More quotes from the article that are simply wrong: “Although both C and C++ Standards are conspicuously silent when it comes to threads, they do make a little concession to multithreading, in the form of the volatile keyword.” Wrong; see Sutter quote below. “Just like its better-known counterpart const, volatile is a type modifier. It's intended to be used in conjunction with variables that are accessed and modified in different threads.” Wrong. See Sutter quote, and ISO standards. Volatile was never intended for this, so was never safe for doing this. “In spite of its simplicity, LockingPtr is a very useful aid in writing correct multithreaded code. You should define objects that are shared between threads as volatile” wrong on so many levels. The referenced code will break on many, many architectures. There is simply no defense to this.
The article has dozens more incorrect statements and code samples trying to make threadsafe code via volatile.
I’ve written articles on this. I’ve taught professional programmers this. I’ve designed high performance C++ multithreaded code for quite a while. It’s simply wrong, full stop.
Here’s a correct destruction of the Dobbs article by someone who gets it [1]. They, like you, were once misled by this article.
The money quote, from Herb Sutter “Please remember this: Standard ISO C/C++ volatile is useless for multithreaded programming. No argument otherwise holds water; at best the code may appear to work on some compilers/platforms”
I suspect you’ll still stick to the claim this article has value, given your insistence so far against so many people giving you correct advice. Good luck.
[1] https://sites.google.com/site/kjellhedstrom2/stay-away-from-...
> “The volatile keyword was devised to prevent compiler optimizations that might render code incorrect in the presence of certain asynchronous events.” > This is simply wrong.
Hardware interrupts and UNIX signals are the asynchronous events in question, and C's volatile is still useful in those contexts, where there is only a single thread of execution.

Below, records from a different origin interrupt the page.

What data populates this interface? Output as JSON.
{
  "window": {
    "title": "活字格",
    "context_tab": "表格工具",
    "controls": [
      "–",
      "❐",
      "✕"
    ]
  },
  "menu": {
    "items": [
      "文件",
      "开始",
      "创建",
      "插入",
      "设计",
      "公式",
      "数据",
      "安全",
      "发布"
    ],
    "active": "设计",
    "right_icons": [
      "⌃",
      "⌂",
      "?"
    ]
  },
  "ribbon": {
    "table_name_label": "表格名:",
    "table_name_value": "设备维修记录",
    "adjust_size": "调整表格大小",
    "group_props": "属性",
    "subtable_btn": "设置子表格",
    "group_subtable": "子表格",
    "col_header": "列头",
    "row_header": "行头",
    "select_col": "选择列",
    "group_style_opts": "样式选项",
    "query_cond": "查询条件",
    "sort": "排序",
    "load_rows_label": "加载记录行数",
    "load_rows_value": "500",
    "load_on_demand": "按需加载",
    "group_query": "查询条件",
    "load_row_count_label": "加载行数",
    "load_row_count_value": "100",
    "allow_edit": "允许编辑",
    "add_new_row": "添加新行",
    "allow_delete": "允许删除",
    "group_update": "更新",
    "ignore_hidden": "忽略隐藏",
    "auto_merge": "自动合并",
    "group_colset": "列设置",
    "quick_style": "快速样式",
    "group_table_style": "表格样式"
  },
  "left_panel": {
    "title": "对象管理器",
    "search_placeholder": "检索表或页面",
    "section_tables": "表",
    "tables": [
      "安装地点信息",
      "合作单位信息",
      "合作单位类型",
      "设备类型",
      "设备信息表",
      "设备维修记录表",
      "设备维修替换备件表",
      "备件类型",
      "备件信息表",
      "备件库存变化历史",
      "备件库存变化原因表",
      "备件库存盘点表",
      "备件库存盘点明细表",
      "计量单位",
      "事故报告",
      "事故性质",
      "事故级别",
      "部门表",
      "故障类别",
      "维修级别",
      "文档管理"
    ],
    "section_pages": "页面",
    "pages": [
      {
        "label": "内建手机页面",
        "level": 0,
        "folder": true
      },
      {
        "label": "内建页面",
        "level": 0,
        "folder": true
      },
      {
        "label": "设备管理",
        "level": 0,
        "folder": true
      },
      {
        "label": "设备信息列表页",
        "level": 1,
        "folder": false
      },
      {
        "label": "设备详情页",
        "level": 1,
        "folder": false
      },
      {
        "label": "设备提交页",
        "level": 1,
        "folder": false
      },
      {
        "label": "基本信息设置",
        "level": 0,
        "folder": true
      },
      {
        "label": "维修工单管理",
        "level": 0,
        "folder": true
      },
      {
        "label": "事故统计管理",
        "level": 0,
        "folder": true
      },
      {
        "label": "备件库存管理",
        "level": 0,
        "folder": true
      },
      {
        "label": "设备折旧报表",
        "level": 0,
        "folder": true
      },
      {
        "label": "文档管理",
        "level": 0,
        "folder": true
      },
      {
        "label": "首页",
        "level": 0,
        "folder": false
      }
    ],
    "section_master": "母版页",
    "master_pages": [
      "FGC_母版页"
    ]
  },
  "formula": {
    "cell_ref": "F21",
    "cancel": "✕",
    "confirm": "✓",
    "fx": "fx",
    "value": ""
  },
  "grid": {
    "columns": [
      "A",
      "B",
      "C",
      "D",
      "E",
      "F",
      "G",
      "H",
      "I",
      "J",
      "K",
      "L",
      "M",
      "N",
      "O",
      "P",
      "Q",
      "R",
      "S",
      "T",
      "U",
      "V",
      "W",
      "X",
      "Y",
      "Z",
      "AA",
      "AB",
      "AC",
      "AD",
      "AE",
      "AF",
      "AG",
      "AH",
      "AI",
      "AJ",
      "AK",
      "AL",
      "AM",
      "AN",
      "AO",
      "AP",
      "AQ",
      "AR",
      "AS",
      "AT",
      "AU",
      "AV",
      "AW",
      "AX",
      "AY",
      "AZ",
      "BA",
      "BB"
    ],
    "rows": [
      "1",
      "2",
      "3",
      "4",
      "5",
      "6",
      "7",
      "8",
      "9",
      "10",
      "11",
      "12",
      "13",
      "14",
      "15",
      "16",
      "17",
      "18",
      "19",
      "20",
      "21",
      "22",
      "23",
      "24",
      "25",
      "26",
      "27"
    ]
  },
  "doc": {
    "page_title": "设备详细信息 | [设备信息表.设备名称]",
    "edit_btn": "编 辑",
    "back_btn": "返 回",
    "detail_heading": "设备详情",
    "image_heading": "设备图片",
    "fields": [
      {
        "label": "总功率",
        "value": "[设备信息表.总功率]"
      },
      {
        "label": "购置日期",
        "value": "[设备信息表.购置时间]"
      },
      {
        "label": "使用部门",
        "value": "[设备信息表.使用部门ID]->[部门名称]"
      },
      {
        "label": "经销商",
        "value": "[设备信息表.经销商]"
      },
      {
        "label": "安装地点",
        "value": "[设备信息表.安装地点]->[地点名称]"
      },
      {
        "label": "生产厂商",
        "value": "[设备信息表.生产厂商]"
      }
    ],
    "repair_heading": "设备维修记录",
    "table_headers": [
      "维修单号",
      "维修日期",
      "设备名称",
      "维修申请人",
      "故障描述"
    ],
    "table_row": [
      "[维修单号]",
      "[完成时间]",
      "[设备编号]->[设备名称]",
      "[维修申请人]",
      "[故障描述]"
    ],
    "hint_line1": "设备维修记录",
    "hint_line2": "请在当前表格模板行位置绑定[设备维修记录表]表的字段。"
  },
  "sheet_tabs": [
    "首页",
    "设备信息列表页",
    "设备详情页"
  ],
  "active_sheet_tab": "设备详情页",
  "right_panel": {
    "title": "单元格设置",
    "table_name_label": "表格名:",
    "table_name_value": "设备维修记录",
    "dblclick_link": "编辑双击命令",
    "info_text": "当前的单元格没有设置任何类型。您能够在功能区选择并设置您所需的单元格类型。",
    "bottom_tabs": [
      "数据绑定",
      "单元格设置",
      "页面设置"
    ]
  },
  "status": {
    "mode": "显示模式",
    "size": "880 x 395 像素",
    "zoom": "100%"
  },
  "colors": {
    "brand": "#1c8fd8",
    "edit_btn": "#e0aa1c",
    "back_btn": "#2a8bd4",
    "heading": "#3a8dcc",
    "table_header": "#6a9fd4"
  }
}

Volatile still doesn’t protect you there, whereas C++ 11 atomic do. If the item you mark volatile is not changed at the cpu and cache level atomically, you’re going to access torn variables. I’ve been there and am certain about it. And pre C++ 11, there is no way to portably find out which operations are architecture atomic, so it was impossible to write such code portably. C++ 11 fixed all that, and there’s no reason to use volatile for any of this any more: use atomics, possibly with fine grained barriers if needed and understood.
Here’s a compiler showing that your use fails on some systems:
http://www.keil.com/support/docs/2801.htm
You're right that just "volatile" isn't enough; typically you'd declare the variable sig_atomic_t to be portable, which makes the necessary guarantees since C89 so predates C++11. (It does not guarantee anything regarding access from multiple threads, of course.)
The problem with std::atomic<T> is that it may be implemented with a mutex, in which case it can deadlock in a signal handler. But as you say, you can check for that with is_lock_free.
Yep. And this thread illustrates why threading is hard, especially in C++ :)
Oh, and sig_atomic_t is not guaranteed thread-safe, only signal safe. The difference is when you move your code from a single cpu to dual cpu system it breaks. I ran across this some time ago moving stuff to an ESP32.
Atomic so far works best across the chips I’m poking at.